14 · LA DISPARITION - Jardinsmusicaux

14 · LA DISPARITION

Me 25.08.21

19:00

LUC BIRRAUX ( 1989* )
La Disparition  ( 2020 )

Photo-roman d’après l’œuvre de Georges Perec ( 1936 – 1982 )
pour récitant, percussionniste, électronique, pianiste et projections photographiques

Réalisation, dramaturgie et mise en scène : Luc Birraux
Composition : Kevin Juillerat
Photographie : Margaux Opinel

Comédien : Michael Comte
électronique : Kevin Juillerat
Piano : Antoine Françoise
Percussion : Julien Mégroz
Régie son et vidéo : Robert Torche

L’aiguillon paraîtra à d’aucuns trop grammatical. Vain soupçon :
contraint par son savant pari à moult combinaisons, allusions, substitutions ou circonvolutions, jamais G.P. n’arracha au banal discours
joyaux plus brillants ni si purs.

Jamais plus fol alibi n’accoucha d’avatars si mirobolants.
Oui, il fallait un grand art,

un art hors du commun, pour fourbir tout
un roman sans ça !
B. Pingaud

 

Anton Voyl mène l’enquête. Il chasse inlassablement l’absence inexplicable de l’élément qui, à l’intérieur même du récit, lui échappe. Le personnage se débat avec son créateur. Son quotidien est une recherche effrénée ; ses hallucinations sont des mythes fondateurs, tels Robinson Crusoé ou Œdipe. La lettre « E » a disparu.

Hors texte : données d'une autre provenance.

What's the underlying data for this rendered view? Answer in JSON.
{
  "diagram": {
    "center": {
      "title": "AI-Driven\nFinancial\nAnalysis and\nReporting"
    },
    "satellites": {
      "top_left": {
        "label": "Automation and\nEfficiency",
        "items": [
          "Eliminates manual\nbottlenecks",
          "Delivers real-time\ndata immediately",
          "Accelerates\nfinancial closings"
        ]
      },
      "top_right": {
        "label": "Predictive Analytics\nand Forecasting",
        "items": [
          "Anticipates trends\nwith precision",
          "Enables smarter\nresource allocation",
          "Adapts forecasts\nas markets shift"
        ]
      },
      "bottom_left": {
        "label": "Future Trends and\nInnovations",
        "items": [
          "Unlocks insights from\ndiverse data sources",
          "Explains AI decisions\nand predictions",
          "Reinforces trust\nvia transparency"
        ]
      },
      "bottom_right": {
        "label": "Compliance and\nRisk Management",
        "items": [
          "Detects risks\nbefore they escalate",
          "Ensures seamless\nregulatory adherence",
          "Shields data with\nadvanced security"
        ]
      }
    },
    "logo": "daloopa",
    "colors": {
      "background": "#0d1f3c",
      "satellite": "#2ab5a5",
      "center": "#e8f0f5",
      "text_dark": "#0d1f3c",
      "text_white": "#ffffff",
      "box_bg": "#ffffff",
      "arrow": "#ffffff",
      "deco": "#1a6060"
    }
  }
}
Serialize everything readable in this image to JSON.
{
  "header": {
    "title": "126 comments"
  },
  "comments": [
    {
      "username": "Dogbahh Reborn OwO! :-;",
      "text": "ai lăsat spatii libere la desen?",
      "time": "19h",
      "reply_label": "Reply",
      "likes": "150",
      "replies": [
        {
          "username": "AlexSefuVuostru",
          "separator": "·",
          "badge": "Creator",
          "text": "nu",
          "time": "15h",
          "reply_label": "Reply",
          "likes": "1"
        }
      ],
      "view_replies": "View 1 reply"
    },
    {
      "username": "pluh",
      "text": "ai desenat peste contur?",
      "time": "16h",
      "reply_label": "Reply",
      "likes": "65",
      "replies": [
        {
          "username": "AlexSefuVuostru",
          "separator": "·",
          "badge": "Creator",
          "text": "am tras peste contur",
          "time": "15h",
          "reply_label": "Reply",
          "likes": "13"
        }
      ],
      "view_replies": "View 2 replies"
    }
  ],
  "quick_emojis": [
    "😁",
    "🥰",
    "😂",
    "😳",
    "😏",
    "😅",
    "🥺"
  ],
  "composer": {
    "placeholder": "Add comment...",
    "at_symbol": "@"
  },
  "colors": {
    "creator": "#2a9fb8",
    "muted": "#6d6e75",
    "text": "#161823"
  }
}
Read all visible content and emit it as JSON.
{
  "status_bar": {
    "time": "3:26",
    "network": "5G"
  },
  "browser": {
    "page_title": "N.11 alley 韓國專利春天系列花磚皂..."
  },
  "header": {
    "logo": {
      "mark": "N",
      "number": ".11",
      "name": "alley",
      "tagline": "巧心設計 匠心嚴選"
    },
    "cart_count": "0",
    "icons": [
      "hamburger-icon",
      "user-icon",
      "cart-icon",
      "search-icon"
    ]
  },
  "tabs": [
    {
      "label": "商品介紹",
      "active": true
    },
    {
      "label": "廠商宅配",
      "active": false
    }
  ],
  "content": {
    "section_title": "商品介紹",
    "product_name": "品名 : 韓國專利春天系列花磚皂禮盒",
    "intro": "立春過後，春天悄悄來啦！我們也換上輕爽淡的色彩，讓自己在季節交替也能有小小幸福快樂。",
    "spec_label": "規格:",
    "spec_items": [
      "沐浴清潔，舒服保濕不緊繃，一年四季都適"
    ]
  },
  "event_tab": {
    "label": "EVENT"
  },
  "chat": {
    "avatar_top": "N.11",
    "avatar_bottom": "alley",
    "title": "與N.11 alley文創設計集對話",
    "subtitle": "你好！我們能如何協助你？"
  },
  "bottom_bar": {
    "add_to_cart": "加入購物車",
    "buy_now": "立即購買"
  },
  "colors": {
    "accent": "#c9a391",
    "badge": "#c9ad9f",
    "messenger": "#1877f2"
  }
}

Anton Voyl n’arrivait pas à dormir. Il alluma. Son Jaz marquait minuit vingt. Il poussa un profond soupir, s’assit dans son lit, s’appuyant sur son polochon. Il prit un roman, il l’ouvrit, il lut ; mais il n’y saisissait qu’un imbroglio confus, il butait à tout instant sur un mot dont il ignorait la signification. Il abandonna son roman sur son lit. Il alla à son lavabo ; il mouilla un gant qu’il passa sur son front, sur son cou. Son pouls battait trop fort. Il avait chaud. Il ouvrit son vasistas, scruta la nuit. Il faisait doux. Un bruit indistinct montait du faubourg. Un carillon, plus lourd qu’un glas, plus sourd qu’un tocsin, plus profond qu’un bourdon, non loin, sonna trois coups. Du canal Saint-Martin, un clapotis plaintif signalait un chaland qui passait. Sur l’abattant du vasistas, un animal au thorax indigo, à l’aiguillon safran, ni un cafard, ni un charançon, mais plutôt un artisan, s’avançait, traînant un brin d’alfa. Il s’approcha, voulant l’aplatir d’un coup vif, mais l’animal prit son vol, disparaissant dans la nuit avant qu’il ait pu l’assaillir.